Moving forward, our inspectors will therefore continue to innovate, with our focus currently on incorporating ‘visual technologies’ into our toolbox, which will enable us to have some level of ‘eyes on site’ for those areas where it is critical to see the facility or clinic where the work takes place.

This provides an opportunity to break new ground in ensuring that patients and the public receive only those medicines with the quality and safety we would expect, whatever emergency situation we find ourselves in.


◆ FDA updates Q&A Guidance on Inspections and Applications (26-May-21 ECA)

After the publication of the Guidance for “Remote Interactive Evaluations“, FDA has updated its “Manufacturing, Supply Chain, and  Drug and Biological Product  Inspections During COVID-19 Public  Health Emergency Questions and Answers Guidance for Industry“, clarifying some of the plans to take when the agency cannot conduct an onsite inspection of a facility. FDA acknowledges the fact that on-site inspection activities are “limited due to factors including travel restrictions” and “intends to continue using alternative tools, when appropriate, to evaluate facilities”.

The document explains what FDA deems as “mission-critical” and how it will ensure the quality of imported products while inspections are limited.

How will limited inspection activities affect applications?
FDA states that it is “using all available tools and sources of information to support regulatory decisions on applications that include sites impacted by FDA’s ability to inspect due to COVID-19.” Examples:

  • FDA will continue the quality assessment of all applications per normal assessment operations (using a risk-based approach).
  • Additional tools will be used wherever possible (review of the compliance history, using shared information from other foreign agencies, requesting records “in advance of or in lieu of” facility inspections).
  • FDA will continue to work directly with the applicants and encourages those “to be in communication with all their facilities and sites to ensure timely responses to any inquiries”.

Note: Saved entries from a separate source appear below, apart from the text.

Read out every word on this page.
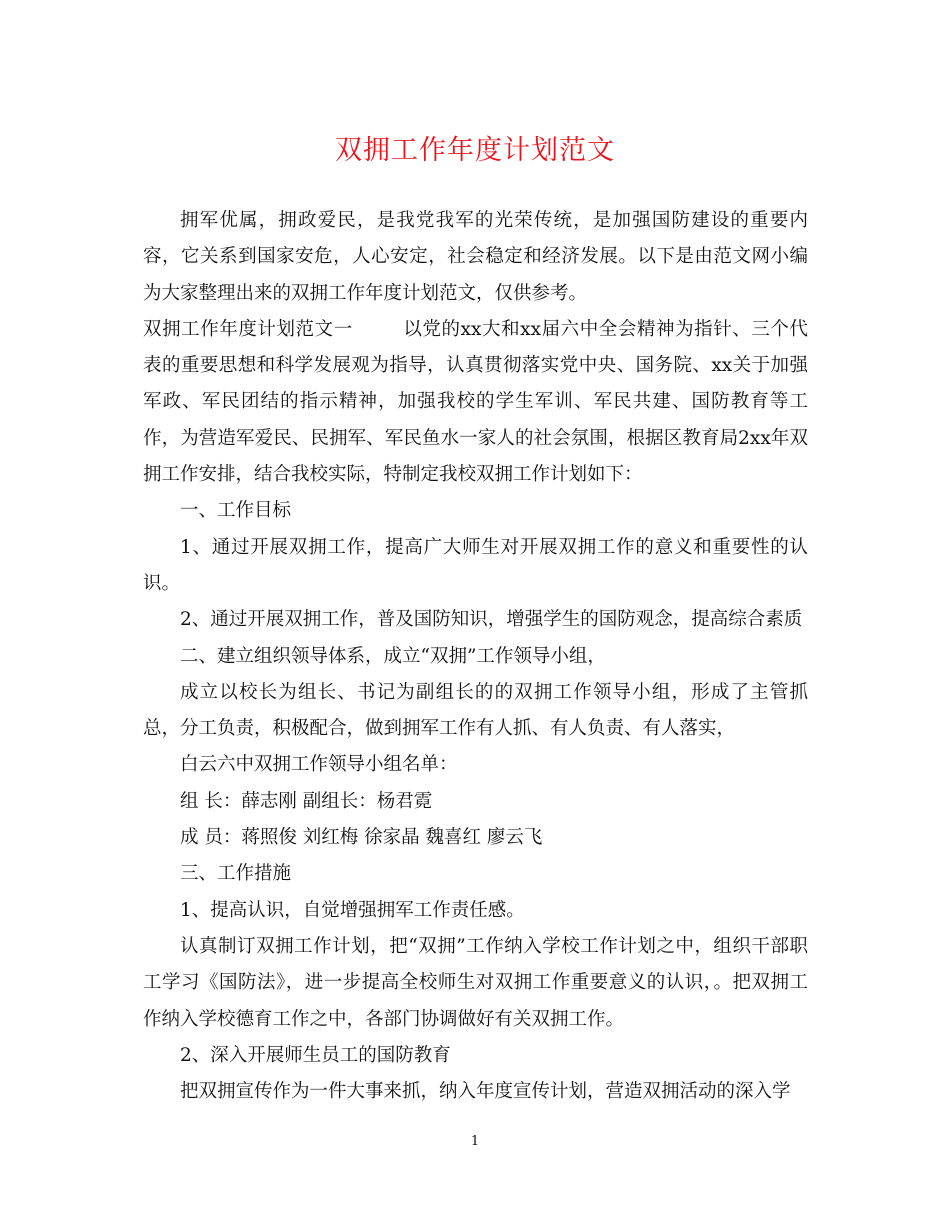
双拥工作年度计划范文

拥军优属，拥政爱民，是我党我军的光荣传统，是加强国防建设的重要内容，它关系到国家安危，人心安定，社会稳定和经济发展。以下是由范文网小编为大家整理出来的双拥工作年度计划范文，仅供参考。

双拥工作年度计划范文一	以党的xx大和xx届六中全会精神为指针、三个代表的重要思想和科学发展观为指导，认真贯彻落实党中央、国务院、xx关于加强军政、军民团结的指示精神，加强我校的学生军训、军民共建、国防教育等工作，为营造军爱民、民拥军、军民鱼水一家人的社会氛围，根据区教育局2xx年双拥工作安排，结合我校实际，特制定我校双拥工作计划如下：

一、工作目标

1、通过开展双拥工作，提高广大师生对开展双拥工作的意义和重要性的认识。

2、通过开展双拥工作，普及国防知识，增强学生的国防观念，提高综合素质

二、建立组织领导体系，成立“双拥”工作领导小组，

成立以校长为组长、书记为副组长的的双拥工作领导小组，形成了主管抓总，分工负责，积极配合，做到拥军工作有人抓、有人负责、有人落实，

白云六中双拥工作领导小组名单：

组 长：薛志刚 副组长：杨君霓

成 员：蒋照俊 刘红梅 徐家晶 魏喜红 廖云飞

三、工作措施

1、提高认识，自觉增强拥军工作责任感。

认真制订双拥工作计划，把“双拥”工作纳入学校工作计划之中，组织干部职工学习《国防法》，进一步提高全校师生对双拥工作重要意义的认识，。把双拥工作纳入学校德育工作之中，各部门协调做好有关双拥工作。

2、深入开展师生员工的国防教育

把双拥宣传作为一件大事来抓，纳入年度宣传计划，营造双拥活动的深入学

1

What if an application includes sites that cannot be inspected because of travel restrictions?
FDA will not automatically send out a complete response (CR) letter to the applicant if FDA cannot conduct an inspection. “Decisions regarding applications will be based on the totality of the information available to FDA”, this includes information obtained from use of the tools described in the Guidance. Decisions will then be made on all the available information. This can lead to the following decisions:

  • FDA plans to approve the application
  • FDA plans to issue a CR letter with facility- or site-related deficiencies
  • FDA plans to issue a CR letter without facility or site deficiencies
  • FDA generally plans to defer action (i.e., miss the goal date) on an application
  • Further details can be found in the document.

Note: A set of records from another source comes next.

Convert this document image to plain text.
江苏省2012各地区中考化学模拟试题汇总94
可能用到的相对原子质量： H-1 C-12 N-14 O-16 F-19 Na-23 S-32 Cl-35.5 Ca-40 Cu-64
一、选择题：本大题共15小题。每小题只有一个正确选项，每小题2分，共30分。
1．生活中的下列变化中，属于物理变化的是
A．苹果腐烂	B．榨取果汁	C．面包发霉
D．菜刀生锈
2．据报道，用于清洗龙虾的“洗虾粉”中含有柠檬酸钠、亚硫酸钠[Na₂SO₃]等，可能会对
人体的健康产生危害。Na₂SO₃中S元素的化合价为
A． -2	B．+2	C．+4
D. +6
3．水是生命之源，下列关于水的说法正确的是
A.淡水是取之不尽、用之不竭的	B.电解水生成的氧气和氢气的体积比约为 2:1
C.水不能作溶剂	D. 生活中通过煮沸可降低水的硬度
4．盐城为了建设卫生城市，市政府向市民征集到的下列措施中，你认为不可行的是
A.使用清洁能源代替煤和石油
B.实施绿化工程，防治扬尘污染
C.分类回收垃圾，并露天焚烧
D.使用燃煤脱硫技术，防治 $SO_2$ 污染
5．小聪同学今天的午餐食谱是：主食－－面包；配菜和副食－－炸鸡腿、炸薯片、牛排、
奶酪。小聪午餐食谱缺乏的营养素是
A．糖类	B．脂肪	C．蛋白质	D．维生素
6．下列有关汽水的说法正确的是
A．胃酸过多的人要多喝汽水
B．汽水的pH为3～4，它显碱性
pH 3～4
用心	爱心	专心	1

How does FDA intend to prioritize inspections as travel restrictions are eased or lifted?
A risk-based approach will be used to prioritize the inspections. This can include:

  • Impact of product availability to public health
  • Safety of the investigator
  • Location of the site and associated travel restrictions

FDA also notes that applications can still be submitted if facilities in regions that are impacted by COVID-19-related travel restrictions are included.